At least one good contribution of post-modernism has been the attention to narrative, to the stories that we all live in and out of. For the disenfranchised, it may be a narrative of loss; for elites, a narrative of power and, yet, soul-gnawing hollowness. For me, it could have been just a narrative of loss and the fallout of loss in the life of a young man, but by God's grace that story took a different turn. To use Frederick Buchner's Gospel trinity, it was a tragedy undone by the comedy of God's grace, one which continues to hold out the (true) fairy tale of resurrection and restoration. That's a story I share with Buechner, one he has spent his whole life pondering. He summed it up like this:
"The sad things that happened long ago will always remain part of who we are just as the glad and gracious things will too, but instead of being a burden of guilt, recrimination, and regret that make us constantly stumble as we go, even the saddest things can become, once we have made peace with them, a source of wisdom and strength for the journey that still lies ahead. It is through memory that we are able to reclaim much of our lives that we have long since written off by finding that in everything that has happened to us over the years God was offering us possibilities of new life and healing which, though we may have missed them at the time, we can still choose and be brought to life by and healed by all these years later."
So, I am grateful to have a story to share, one that will stay with me always, one in which is hidden the seeds of new life. I can say "Once upon a time. . ." and have something to say.
The alternative is painful to consider. On that fateful day when the Israelites abandoned the worship of God and asked Aaron to make a golden calf for them to worship, God warned Moses that "Whoever has sinned against me, I will blot out of my book" (Ex. 32:23). This "book" is God's reality, the story He is telling. It's a reality referred to variously throughout scripture as "the book of the living" (Ps. 69:28), "the book" (Dan. 12:1), "names. . . written in heaven," (Lk. 10:20), and "the book of life" (Phil. 4:3). The point: There is one Author of life. There is one story. If you aren't part of this tale, you are lost. You have no story.

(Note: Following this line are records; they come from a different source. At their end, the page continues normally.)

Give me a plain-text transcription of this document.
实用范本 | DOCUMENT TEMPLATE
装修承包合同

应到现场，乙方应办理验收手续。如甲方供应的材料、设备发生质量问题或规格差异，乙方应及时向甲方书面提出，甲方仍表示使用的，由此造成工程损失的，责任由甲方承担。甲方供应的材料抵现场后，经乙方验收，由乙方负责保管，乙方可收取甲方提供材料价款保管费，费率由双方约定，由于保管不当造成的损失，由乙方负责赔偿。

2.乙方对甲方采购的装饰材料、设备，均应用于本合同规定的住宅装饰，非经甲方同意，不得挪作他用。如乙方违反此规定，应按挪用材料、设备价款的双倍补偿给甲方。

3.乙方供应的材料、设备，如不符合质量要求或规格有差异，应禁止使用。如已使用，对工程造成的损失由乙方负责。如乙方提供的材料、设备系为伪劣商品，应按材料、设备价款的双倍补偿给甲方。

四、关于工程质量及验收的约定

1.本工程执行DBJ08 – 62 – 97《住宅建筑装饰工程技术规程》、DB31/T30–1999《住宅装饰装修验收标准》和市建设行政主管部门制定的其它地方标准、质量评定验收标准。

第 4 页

Now that is frightening. To lose your own story is not a little death but a big one, a negation of life. And it need not be. Because this is a story which you can opt into, to which you are invited. Imagine that: characters who in some mysterious way actually get to participate in the story, who can stand up on the page and address themselves to the author, who, incredibly enough, can by their petitions move the pen, shape the story.

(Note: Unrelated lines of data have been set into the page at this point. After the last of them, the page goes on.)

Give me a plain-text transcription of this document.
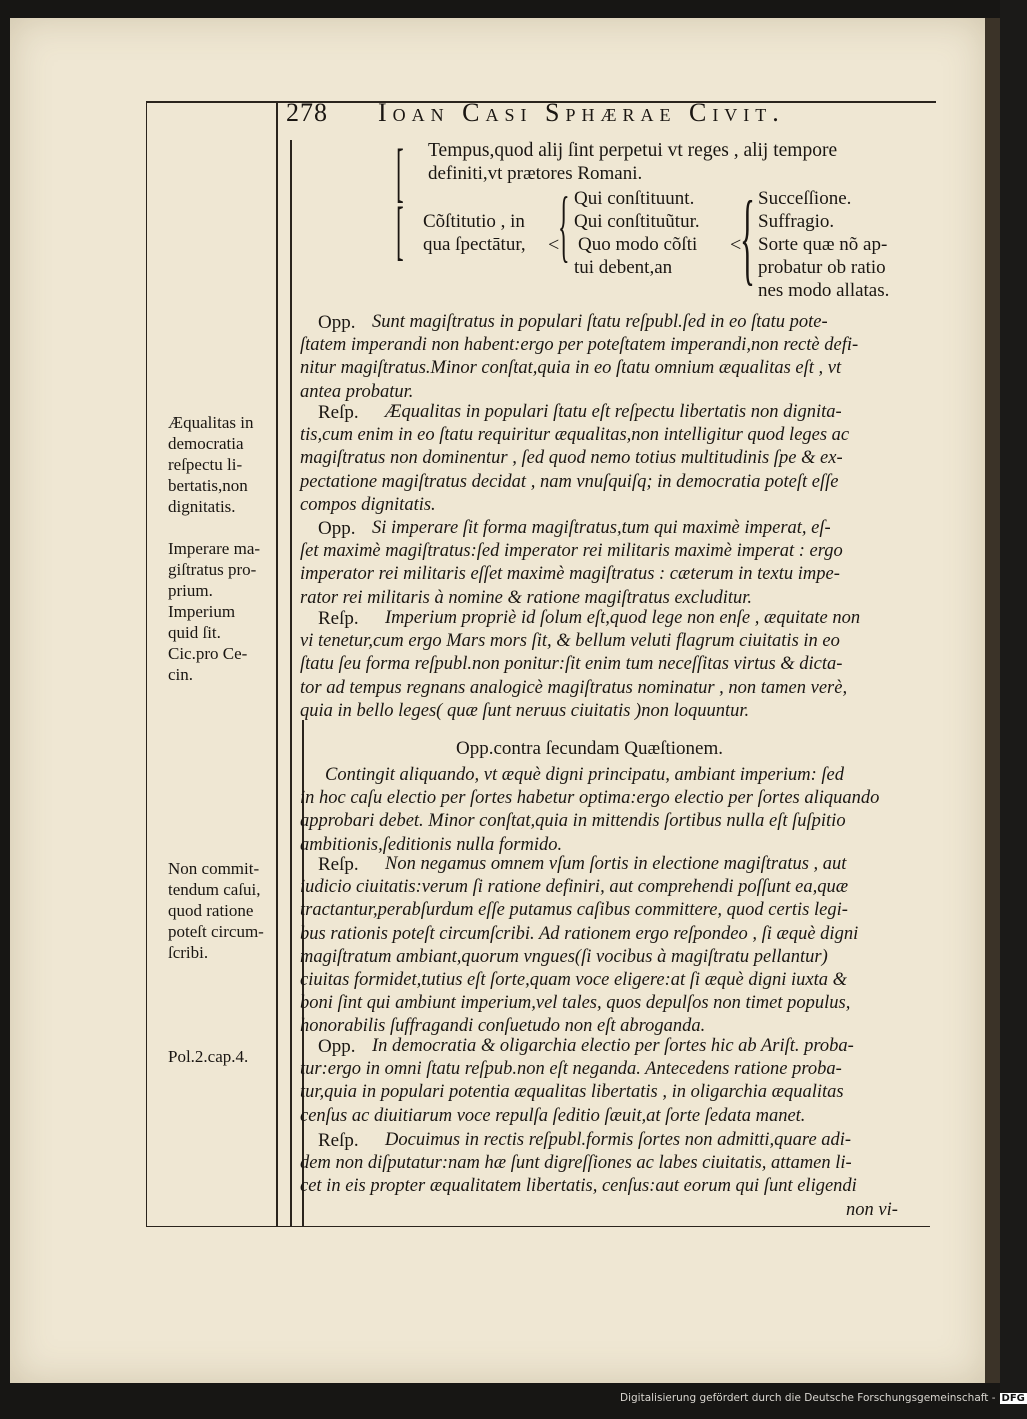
278 Ioan Casi Sphærae Civit.
[
[
Tempus,quod alij ſint perpetui vt reges , alij tempore
definiti,vt prætores Romani.
Cõſtitutio , in
qua ſpectātur, <
{ Qui conſtituunt.
Qui conſtituũtur.
Quo modo cõſti
tui debent,an
<
{ Succeſſione.
Suffragio.
Sorte quæ nõ ap-
probatur ob ratio
nes modo allatas.
Opp. Sunt magiſtratus in populari ſtatu reſpubl.ſed in eo ſtatu pote-
ſtatem imperandi non habent:ergo per poteſtatem imperandi,non rectè defi-
nitur magiſtratus.Minor conſtat,quia in eo ſtatu omnium æqualitas eſt , vt
antea probatur.
Reſp. Æqualitas in populari ſtatu eſt reſpectu libertatis non dignita-
tis,cum enim in eo ſtatu requiritur æqualitas,non intelligitur quod leges ac
magiſtratus non dominentur , ſed quod nemo totius multitudinis ſpe & ex-
pectatione magiſtratus decidat , nam vnuſquiſq; in democratia poteſt eſſe
compos dignitatis.
Opp. Si imperare ſit forma magiſtratus,tum qui maximè imperat, eſ-
ſet maximè magiſtratus:ſed imperator rei militaris maximè imperat : ergo
imperator rei militaris eſſet maximè magiſtratus : cæterum in textu impe-
rator rei militaris à nomine & ratione magiſtratus excluditur.
Reſp. Imperium propriè id ſolum eſt,quod lege non enſe , æquitate non
vi tenetur,cum ergo Mars mors ſit, & bellum veluti flagrum ciuitatis in eo
ſtatu ſeu forma reſpubl.non ponitur:ſit enim tum neceſſitas virtus & dicta-
tor ad tempus regnans analogicè magiſtratus nominatur , non tamen verè,
quia in bello leges( quæ ſunt neruus ciuitatis )non loquuntur.
Contingit aliquando, vt æquè digni principatu, ambiant imperium: ſed
in hoc caſu electio per ſortes habetur optima:ergo electio per ſortes aliquando
approbari debet. Minor conſtat,quia in mittendis ſortibus nulla eſt ſuſpitio
ambitionis,ſeditionis nulla formido.
Reſp. Non negamus omnem vſum ſortis in electione magiſtratus , aut
iudicio ciuitatis:verum ſi ratione definiri, aut comprehendi poſſunt ea,quæ
tractantur,perabſurdum eſſe putamus caſibus committere, quod certis legi-
bus rationis poteſt circumſcribi. Ad rationem ergo reſpondeo , ſi æquè digni
magiſtratum ambiant,quorum vngues(ſi vocibus à magiſtratu pellantur)
ciuitas formidet,tutius eſt ſorte,quam voce eligere:at ſi æquè digni iuxta &
boni ſint qui ambiunt imperium,vel tales, quos depulſos non timet populus,
honorabilis ſuffragandi conſuetudo non eſt abroganda.
Opp. In democratia & oligarchia electio per ſortes hic ab Ariſt. proba-
tur:ergo in omni ſtatu reſpub.non eſt neganda. Antecedens ratione proba-
tur,quia in populari potentia æqualitas libertatis , in oligarchia æqualitas
cenſus ac diuitiarum voce repulſa ſeditio ſæuit,at ſorte ſedata manet.
Reſp. Docuimus in rectis reſpubl.formis ſortes non admitti,quare adi-
dem non diſputatur:nam hæ ſunt digreſſiones ac labes ciuitatis, attamen li-
cet in eis propter æqualitatem libertatis, cenſus:aut eorum qui ſunt eligendi
Opp.contra ſecundam Quæſtionem.
non vi-
Æqualitas in
democratia
reſpectu li-
bertatis,non
dignitatis.
Imperare ma-
giſtratus pro-
prium.
Imperium
quid ſit.
Cic.pro Ce-
cin.
Non commit-
tendum caſui,
quod ratione
poteſt circum-
ſcribi.
Pol.2.cap.4.
Digitalisierung gefördert durch die Deutsche Forschungsgemeinschaft - DFG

At 14 I had little notion that there was any larger story being told that involved my life, that I had any significant part. My father died. I did not know what to do or say about that. I went back to school. I worked. I looked for acceptance. I didn't know what it meant. Isn't that true of so much that happens to us? Yet, as you get older, you get glimpses of the larger narrative, of a God who imagined, made, and saved and who will deliver and remake and restore, who will tie all the subplots together in one final resolution, who will one day finally close the book, and say. . .
"They all lived happily ever after." And we will. Will you?